Haiti bus attack: Driver and others reportedly escape as conductor shot by armed gang that kidnapped dozens
Port-au-Prince — Gang members on the outskirts of the Haitian capital stopped a bus arriving from the Dominican Republic and kidnapped more than two dozen passengers, Dominican new outlets said Thursday. Haitian police said they couldn't confirm how many of the 37 passengers were taken hostage, the owner of the bus line, Roosevelt Jean-Francois, told Haitian media, but Dominican newspapers quoted the neighboring country's defense ministry as saying the driver had made it back across the border with a harrowing story of how he and a handful of others escaped from the gang.
Gunmen intercepted the bus from the Capital Coach Line on Wednesday at around 2:30 p.m. local time, a Haitian national police official told AFP on the condition of anonymity.
Law enforcement officials said they recovered at least seven people who were on board the bus, as well as the vehicle. But the driver was taken by the bandits.
A bus line attendant was injured in the attack, Jean-Francois said. That information largely corroborated the version of events reported by Dominican newspaper Listin Diario, which cited the country's Ministry of Defense as saying Thursday that the driver was received at a border crossing earlier in the day.
The driver, identified as 32-year-old Johan Antonio de la Rosa, reportedly told authorities that he, a female conductor and passengers were forced into another vehicle by the gang. According to the account attributed to the defense ministry, that vehicle ran out of gas, and de la Rosa, the conductor and a handful of Haitian passengers used the opportunity to flee.

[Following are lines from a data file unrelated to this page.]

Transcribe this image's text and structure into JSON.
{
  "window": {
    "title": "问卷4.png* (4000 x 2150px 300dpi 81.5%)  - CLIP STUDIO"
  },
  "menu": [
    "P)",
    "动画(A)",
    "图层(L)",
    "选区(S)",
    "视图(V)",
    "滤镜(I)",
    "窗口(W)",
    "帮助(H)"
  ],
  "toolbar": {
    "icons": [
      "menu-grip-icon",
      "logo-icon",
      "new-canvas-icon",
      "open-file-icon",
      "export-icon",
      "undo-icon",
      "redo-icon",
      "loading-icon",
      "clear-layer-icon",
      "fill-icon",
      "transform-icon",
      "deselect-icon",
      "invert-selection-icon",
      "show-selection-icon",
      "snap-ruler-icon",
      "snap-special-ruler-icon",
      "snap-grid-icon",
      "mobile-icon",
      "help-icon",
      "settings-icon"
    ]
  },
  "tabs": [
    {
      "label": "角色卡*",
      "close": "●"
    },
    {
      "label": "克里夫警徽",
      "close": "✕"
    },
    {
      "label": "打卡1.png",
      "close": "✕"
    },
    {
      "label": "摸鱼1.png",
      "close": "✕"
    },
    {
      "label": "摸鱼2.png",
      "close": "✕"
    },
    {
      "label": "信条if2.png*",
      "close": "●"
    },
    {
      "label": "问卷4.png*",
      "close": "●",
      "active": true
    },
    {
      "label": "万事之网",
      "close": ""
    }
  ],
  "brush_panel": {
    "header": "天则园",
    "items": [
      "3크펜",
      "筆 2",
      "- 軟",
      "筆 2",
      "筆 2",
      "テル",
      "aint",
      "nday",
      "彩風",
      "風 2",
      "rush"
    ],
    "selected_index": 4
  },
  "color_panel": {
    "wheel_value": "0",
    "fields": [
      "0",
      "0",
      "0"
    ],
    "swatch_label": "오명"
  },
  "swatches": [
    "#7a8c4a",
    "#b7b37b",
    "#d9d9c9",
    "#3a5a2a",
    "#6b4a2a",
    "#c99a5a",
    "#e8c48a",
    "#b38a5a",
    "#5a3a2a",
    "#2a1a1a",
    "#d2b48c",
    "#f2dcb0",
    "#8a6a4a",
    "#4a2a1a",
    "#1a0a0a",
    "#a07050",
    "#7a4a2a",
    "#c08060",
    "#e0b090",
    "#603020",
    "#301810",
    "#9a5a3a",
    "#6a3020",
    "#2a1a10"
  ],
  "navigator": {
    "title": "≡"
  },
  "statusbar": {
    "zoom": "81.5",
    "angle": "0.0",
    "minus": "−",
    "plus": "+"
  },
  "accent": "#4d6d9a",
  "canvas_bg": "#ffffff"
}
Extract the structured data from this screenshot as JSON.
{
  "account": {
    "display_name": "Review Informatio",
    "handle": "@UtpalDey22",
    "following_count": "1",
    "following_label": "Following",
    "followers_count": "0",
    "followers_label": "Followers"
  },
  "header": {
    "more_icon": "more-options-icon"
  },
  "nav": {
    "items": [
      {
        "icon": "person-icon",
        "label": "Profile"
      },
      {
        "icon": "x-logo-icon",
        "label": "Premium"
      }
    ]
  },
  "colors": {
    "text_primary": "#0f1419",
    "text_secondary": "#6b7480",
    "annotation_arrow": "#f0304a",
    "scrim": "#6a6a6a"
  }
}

The two employees made it to an office of the bus company in Haiti, said Listin Diario, before the driver was brought to the border crossing to return home.
The female conductor was shot during the escape, according to the account, which has not been confirmed by Haitian officials. She was given emergency treatment by first responders and later transferred to a hospital in chaos-wracked Haiti for treatment. Her condition was not clear on Friday.
Haitian newspaper Le Nouvelliste reported that a total of nine people escaped from the kidnappers, but it was unclear whether any of the passengers who got away were still free on Friday. Nor was there any further information on the fate of the more than two dozen passengers apparently captured by the gang.
Powerful criminal gangs have taken to plundering cargo convoys and seizing hostages on the route between Port-au-Prince and the Dominican border in recent years.
In May 2022, a bus belonging to another company operating between Santo Domingo and Port-au-Prince was hijacked by members of a gang. Gunmen held passengers captive, including eight young Turkish citizens, who were released after more than a month in captivity.
The assassination of President Jovenel Moise in July 2021 has left the country to descend rapidly into a complete security void, with gangs controlling huge swathes of territory, including in the capital Port-au-Prince, and the government seemingly powerless to respond.
The de-facto president, Ariel Henry, is serving with no formal mandate as the security situation has made it impossible to hold long-overdue elections, leaving virtually no sitting lawmakers in nation's congress.
"It's a collapse," Patrice Dumont, one of 10 senators who departed from their offices this month upon the end of their congressional mandate, told NPR this week.